Catalytic metal oxide nanopowder composite Ti mesh for electrochemical oxidation of 1,4-dioxane and dyes

Abstract

Electrocatalytic degradation of micropollutants is an attractive strategy for advanced wastewater management, but the development and optimization of innovative anodic materials are needed. This study investigated newly designed metal-TiO2 nanopowder composite coated Ti mesh anodes for enhanced degradation of 1,4-dioxane (10 mg/L spiked) and dyes present in real industrial wastewater effluents. Based on multi-component mixture coating tests, a metal-TiO2 composite for the most efficient electrocatalytic degradation of 1,4-dioxane was attained in the binary molar composition range of Ru:Ti = 0.6:0.4–0.9:0.1. Interestingly, Ir addition (i.e., ternary metal oxide composite) always had an antagonistic impact on the electrocatalytic performance.

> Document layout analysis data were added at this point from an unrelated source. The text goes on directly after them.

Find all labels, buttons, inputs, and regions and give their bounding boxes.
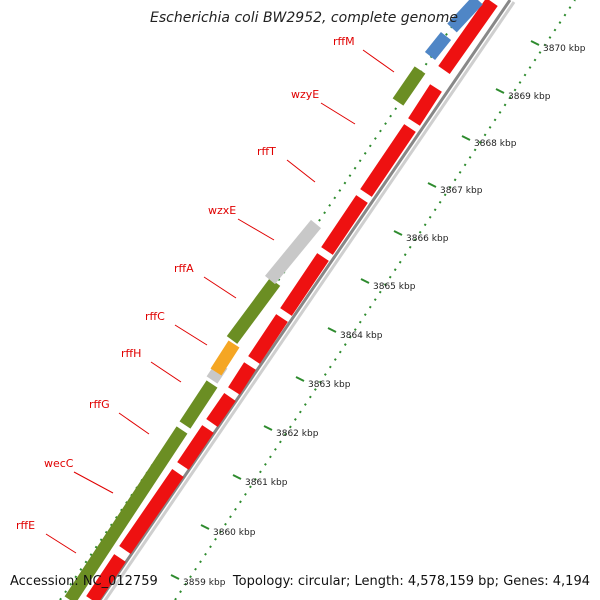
scale-tick <box>495 88 505 94</box>
forward-feature <box>177 425 214 470</box>
length-label: Length: 4,578,159 bp; <box>354 574 500 589</box>
genome-backbone-shadow <box>103 1 516 600</box>
forward-feature <box>228 362 256 395</box>
genome-backbone <box>98 0 512 600</box>
forward-feature <box>360 124 416 197</box>
gene-label-rffE: rffE <box>16 519 35 532</box>
gene-label-rffH: rffH <box>121 347 141 360</box>
gene-label-wzxE: wzxE <box>208 204 236 217</box>
scale-tick <box>200 524 210 530</box>
forward-feature <box>321 195 368 255</box>
scale-tick <box>360 278 370 284</box>
forward-feature <box>86 554 126 600</box>
gene-leader-line <box>286 159 316 183</box>
topology-label: Topology: circular; <box>232 574 351 589</box>
orange-feature <box>210 340 240 376</box>
gene-leader-line <box>203 276 237 299</box>
gene-leader-line <box>150 361 182 383</box>
gene-label-rffC: rffC <box>145 310 165 323</box>
feature-track <box>64 0 498 600</box>
forward-feature <box>119 469 184 554</box>
reverse-feature <box>64 426 188 600</box>
gene-leader-line <box>237 218 275 241</box>
gene-label-rffT: rffT <box>257 145 276 158</box>
scale-tick <box>170 574 180 580</box>
gene-leader-line <box>73 471 114 494</box>
scale-tick <box>427 182 437 188</box>
forward-feature <box>206 393 236 427</box>
gene-label-rffG: rffG <box>89 398 110 411</box>
scale-label: 3859 kbp <box>183 578 226 588</box>
map-title: Escherichia coli BW2952, complete genome <box>150 10 458 26</box>
forward-feature <box>280 253 329 316</box>
scale-tick <box>232 474 242 480</box>
forward-feature <box>438 0 498 75</box>
genes-label: Genes: 4,194 <box>503 574 590 589</box>
scale-label-layer: 3870 kbp 3869 kbp 3868 kbp 3867 kbp 3866 kbp… <box>170 40 586 588</box>
genome-summary: Topology: circular; Length: 4,578,159 bp… <box>233 574 590 589</box>
scale-tick <box>263 425 273 431</box>
gene-leader-line <box>320 102 356 125</box>
gene-leader-line <box>362 49 395 73</box>
scale-label: 3870 kbp <box>543 44 586 54</box>
gene-leader-line <box>45 533 77 554</box>
outer-tick-rail <box>174 0 576 600</box>
scale-label: 3867 kbp <box>440 186 483 196</box>
scale-label: 3868 kbp <box>474 139 517 149</box>
reverse-feature <box>392 66 426 106</box>
scale-label: 3866 kbp <box>406 234 449 244</box>
gene-label-rffA: rffA <box>174 262 194 275</box>
scale-label: 3863 kbp <box>308 380 351 390</box>
gene-label-wecC: wecC <box>44 457 74 470</box>
scale-label: 3865 kbp <box>373 282 416 292</box>
gene-leader-line <box>118 412 150 435</box>
scale-tick <box>327 327 337 333</box>
forward-feature <box>408 84 442 126</box>
gene-label-rffM: rffM <box>333 35 355 48</box>
gene-label-layer: rffM wzyE rffT wzxE rffA rffC rffH rffG wecC rffE <box>16 35 395 554</box>
scale-tick <box>530 40 540 46</box>
scale-tick <box>393 230 403 236</box>
reverse-feature <box>226 278 281 344</box>
blue-feature <box>447 0 483 33</box>
accession-label: Accession: NC_012759 <box>10 574 158 589</box>
gene-leader-line <box>174 324 208 346</box>
scale-label: 3861 kbp <box>245 478 288 488</box>
gene-label-wzyE: wzyE <box>291 88 319 101</box>
scale-label: 3864 kbp <box>340 331 383 341</box>
forward-feature <box>248 314 288 364</box>
scale-label: 3860 kbp <box>213 528 256 538</box>
scale-label: 3869 kbp <box>508 92 551 102</box>
scale-tick <box>461 135 471 141</box>
other-feature <box>264 219 322 285</box>
reverse-feature <box>179 380 218 429</box>
scale-label: 3862 kbp <box>276 429 319 439</box>
scale-tick <box>295 376 305 382</box>
blue-feature <box>424 31 452 61</box>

The binary metal oxide composite structure was X-rayed and identified as comprising RuO2-TiO2 crystals. Substantive removal of 1,4-dioxane and color was achieved with a small coating amount, but thicker coating had no or negative effects. This is possibly because the production of the oxidants responsible for organics degradation (reactive chlorine species and hydrogen peroxide) decreases with excessive coating layers. A properly coated binary RuO2-TiO2 composite Ti mesh anode was as effective (or more so) than the boron-doped diamond electrode in terms of 1,4-dioxane degradation and decolorization of real textile wastewater.